Card Clube dos Escritores 50+ Betina Lenci Domingo, pe de cachimbo

Domingo, pé de cachimbo,
Bettina Lenci

Qual é o seu lugar? pergunta, amiúde, uma das novas modas da linguagem psicoterapêutica.

Respondo:

O meu é o domingo, dia de “fumar cachimbo”, – tranquila e sem culpa – na cama, meu lugar preferido entre todas as demais possibilidades de um domingo.

Acordo tarde. Leio. Deito-me de lado, nebulosamente, em busca de mais sono; o calor que emana das cobertas embala meus pensamentos, vagarosamente.

Um filme em câmera lenta cujo controle está na minha mão. Eu o manejo com destreza e segundo minha vontade: para frente “vejo” o possível futuro, para trás revisito o passado – comparo com o presente – congelo imagens, reinício em qualquer trecho que me interessa ser verificado. Nesse processo divagativo chego a uma conclusão ou esclarecimento sobre uma questão atual.

Os temas são recorrentes: passo por análises políticas, tema no qual projeto um jornalista me entrevistando: claro que suas perguntas são aquelas que sei responder com brilho! Com alguma frequência emergem reflexões sobre relações afetivas presentes e passadas; repasso a vida de cada filho em busca de descobrir onde errei; decisões que devo tomar na segunda-feira e qual a agenda a seguir.

Quantas vezes já não se intrometeram nesse processo, sonhos relâmpagos? É quando indago se foi um sonho premonitório ou se devo anotá-lo para análise do terapeuta. As imagens que chegam são rápidas, os cenários de curta duração. O filme é interrompido por um pensamento que nada tem a ver com o enredo anterior, mas que, curiosamente, de alguma maneira, o conjunto faz todo sentido para mim. Aceito-o como sendo a realidade na qual vivo. Ela me pertence, exclusivamente! Este passeio pelas ideias e vagos pensamentos transcorre lúcido e produtivo.

Boa parte do tempo escrevo textos mentais “inteligentíssimos” dos quais só sobra a ideia generalizada, desaparecendo o brilhantismo.
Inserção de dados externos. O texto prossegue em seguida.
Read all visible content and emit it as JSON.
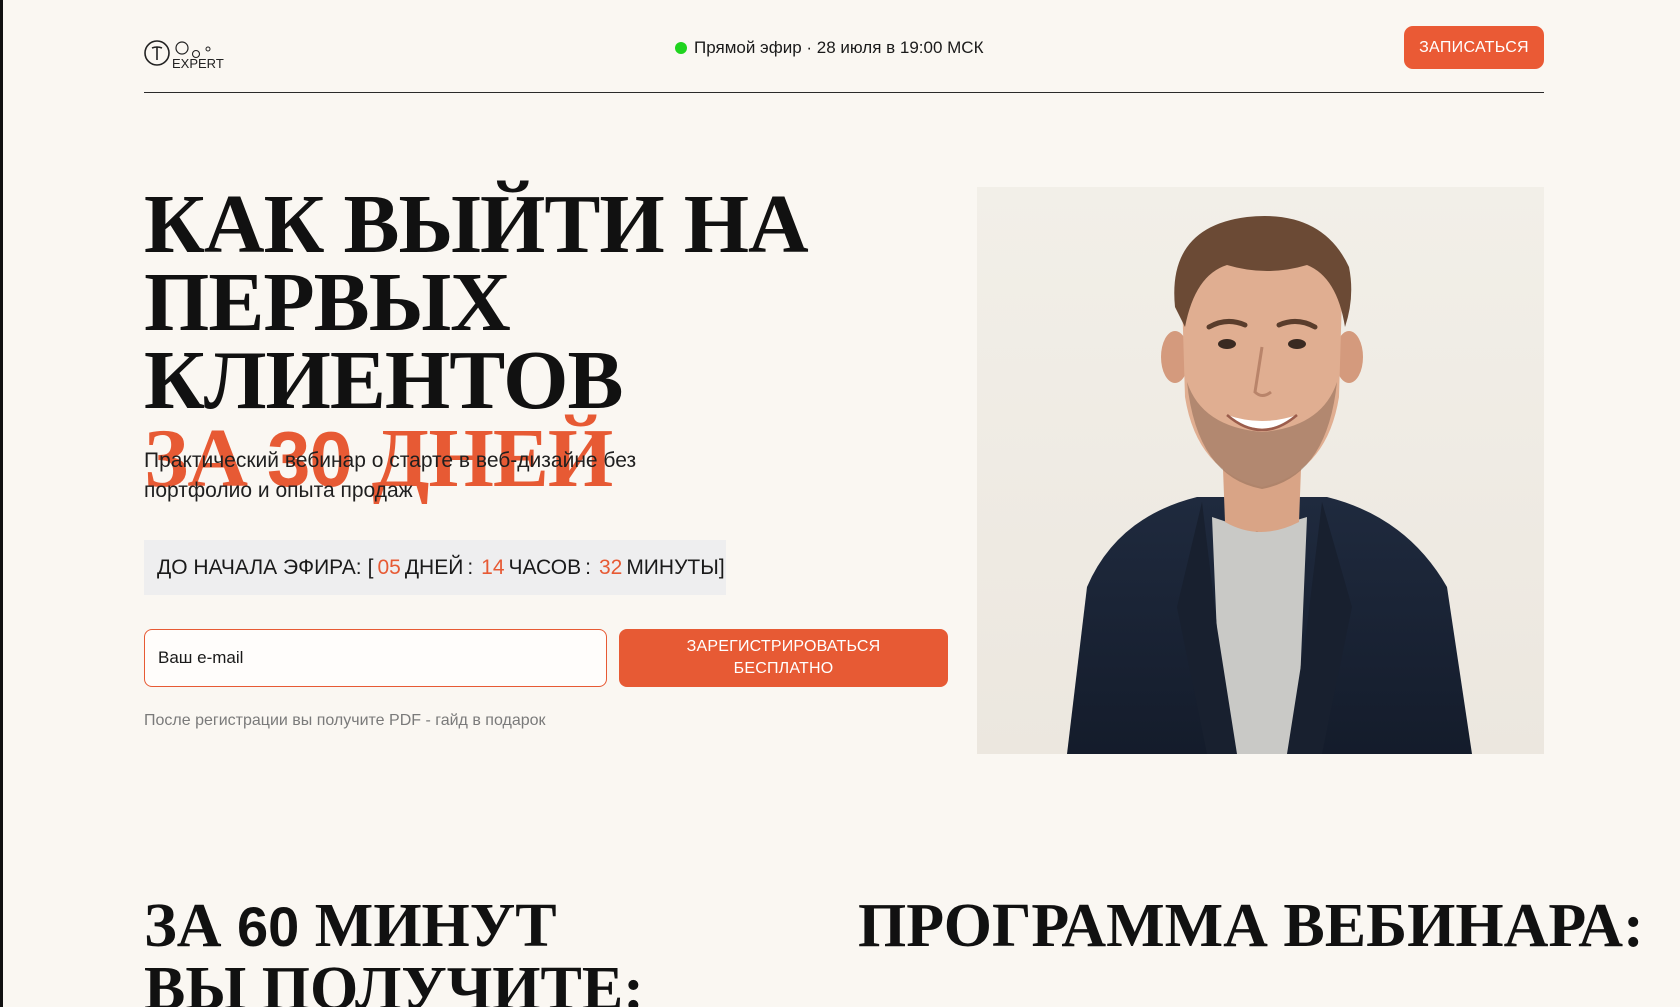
{
  "header": {
    "logo_text": "EXPERT",
    "live_text": "Прямой эфир · 28 июля в 19:00 МСК",
    "cta_label": "ЗАПИСАТЬСЯ"
  },
  "hero": {
    "title_line1": "КАК ВЫЙТИ НА",
    "title_line2": "ПЕРВЫХ КЛИЕНТОВ",
    "title_line3_pre": "ЗА ",
    "title_line3_num": "30",
    "title_line3_post": " ДНЕЙ",
    "subtitle": "Практический вебинар о старте в веб-дизайне без портфолио и опыта продаж",
    "countdown": {
      "label": "ДО НАЧАЛА ЭФИРА:",
      "open": "[",
      "days": "05",
      "days_label": "ДНЕЙ",
      "hours": "14",
      "hours_label": "ЧАСОВ",
      "minutes": "32",
      "minutes_label": "МИНУТЫ",
      "close": "]",
      "separator": ":"
    },
    "email_placeholder": "Ваш e-mail",
    "register_line1": "ЗАРЕГИСТРИРОВАТЬСЯ",
    "register_line2": "БЕСПЛАТНО",
    "note": "После регистрации вы получите PDF - гайд в подарок"
  },
  "section": {
    "left_pre": "ЗА ",
    "left_num": "60",
    "left_post": " МИНУТ",
    "left_line2": "ВЫ ПОЛУЧИТЕ:",
    "right_title": "ПРОГРАММА ВЕБИНАРА:"
  },
  "colors": {
    "accent": "#e75a34",
    "live_dot": "#1fd41f",
    "background": "#faf7f2"
  }
}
Um deles é este que leva o título de “Domingo, pé de cachimbo” – que escrevo hoje, domingo, dia 11 de julho de 2021.

Este rito dominical é um hábito prazeroso porque vai me construindo ou demolindo ou ainda acrescentando novos horizontes, vontades e projetos.

Passei uma manhã no meu lugar!

3 comentários

  1. Excelente fluxo de consciência e estado de se encontrar no seu lugar, aquele que dispara todos os outros! E brinca com a vaidade … Muito bom

  2. Bonita crônica Bettina.
    Hoje em dia o domingo é lento, preguiçoso, gostoso e relaxante, antes carregava a tensão pré segunda-feira.

  3. Gostei de passar o domingo com você, Bettina. Suas divagações me embalaram, me fizeram lembrar, vagamente, das minhas, que se misturaram às suas.